Member of the Puerto Rico Senate from the at-large district
- In office 1952–1964

Personal details
- Born: Charles Henry Juliá Barreras May 7, 1908 Morovis, Puerto Rico
- Died: July 28, 1979 (aged 71) Santurce, Puerto Rico
- Party: Partido Estadista Republicano
- Other political affiliations: Republican
- Alma mater: University of Puerto Rico (BA) University of Puerto Rico School of Law (JD)

Military service
- Branch/service: United States Army
- Rank: Major

= Charles Henry Juliá Barreras =

Puerto Rican politician (1908–1878)

Charles Henry Juliá Barreras (May 7, 1908 – July 28, 1979) was a Puerto Rican politician and judge. He was a three-time member of the Senate of Puerto Rico, serving from 1952 to 1964.

== Early life ==
Juliá Barreras was born on May 7, 1908, in Morovis, Puerto Rico.

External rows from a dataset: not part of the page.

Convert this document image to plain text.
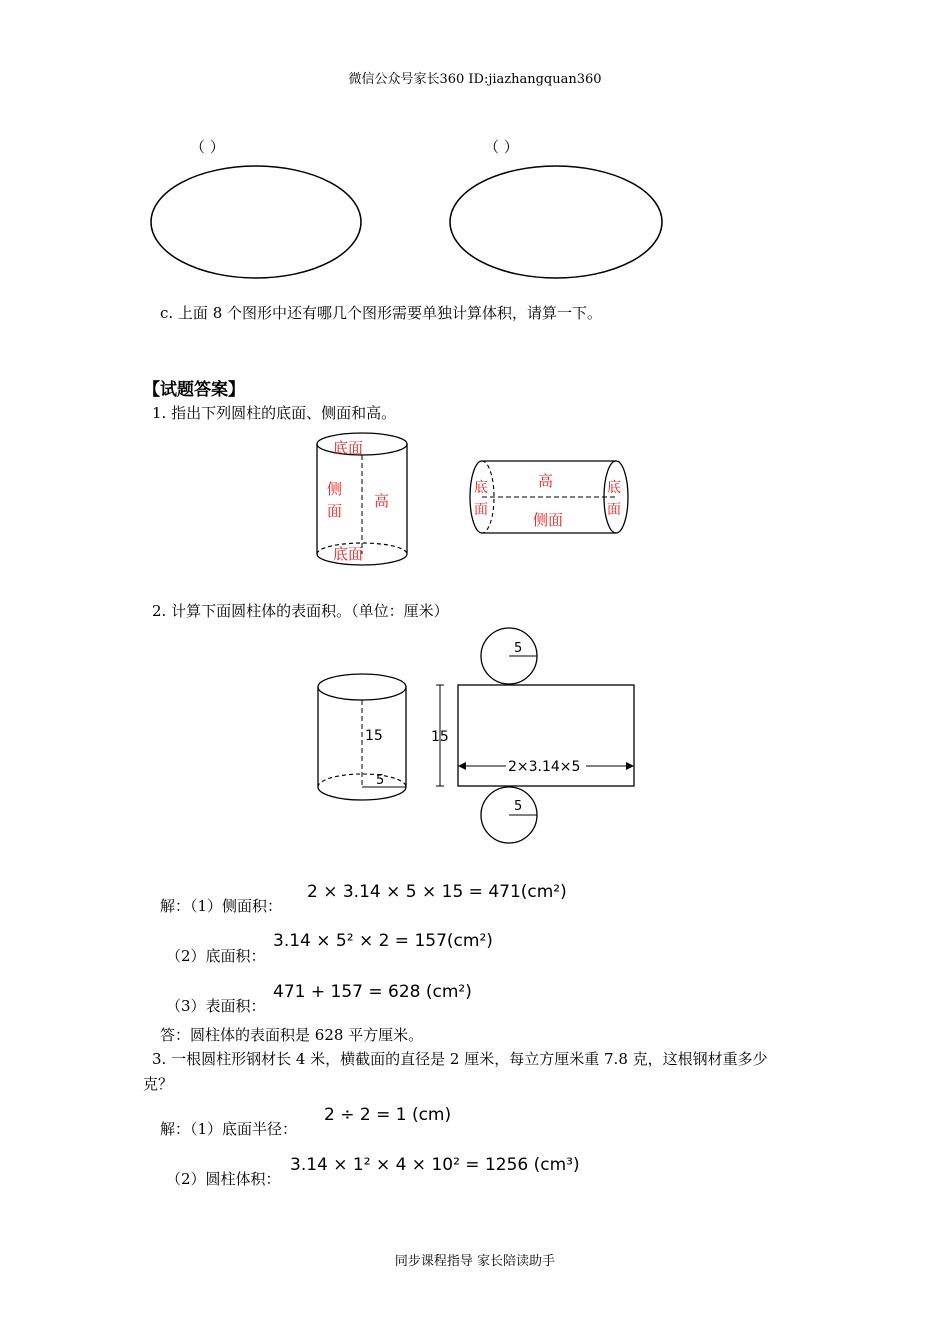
微信公众号家长360 ID:jiazhangquan360
（ ）	（ ）
c. 上面 8 个图形中还有哪几个图形需要单独计算体积，请算一下。
【试题答案】
1. 指出下列圆柱的底面、侧面和高。
底面
侧
面
高
底面
底
面
高
侧面
底
面
2. 计算下面圆柱体的表面积。（单位：厘米）
15
5
5
15
2×3.14×5
5
解：（1）侧面积：
2 × 3.14 × 5 × 15 = 471(cm²)
（2）底面积：
3.14 × 5² × 2 = 157(cm²)
（3）表面积：
471 + 157 = 628 (cm²)
答：圆柱体的表面积是 628 平方厘米。
3. 一根圆柱形钢材长 4 米，横截面的直径是 2 厘米，每立方厘米重 7.8 克，这根钢材重多少
克？
解：（1）底面半径：
2 ÷ 2 = 1 (cm)
（2）圆柱体积：
3.14 × 1² × 4 × 10² = 1256 (cm³)
同步课程指导 家长陪读助手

He attended the University of Puerto Rico, Rio Piedras Campus. While there, he was a founding member of Phi Sigma Alpha fraternity on October 22, 1928. Served in the United States Army with the rank of Major during the World War II era.

== Career ==
Juliá Barreras was elected as a delegate for the district of San Juan to the board of the Puerto Rico Bar Association on September 1, 1938. He was a three-time member of the Senate of Puerto Rico. He won a seat in the Senate of Puerto Rico for the Partido Estadista Republicano in the 1952, 1956 and 1960 elections. His last term ended in 1964.

He was a delegate to Republican National Convention from Puerto Rico in 1956 and 1960. In the seventies he was also a judge in San Juan.

== Personal history ==
In 1931, Juliá Barreras was the fourth president of Phi Sigma Alpha fraternity.

Juliá Barreras died on July 28, 1979. He was interred at the Puerto Rico National Cemetery in Bayamón, Puerto Rico.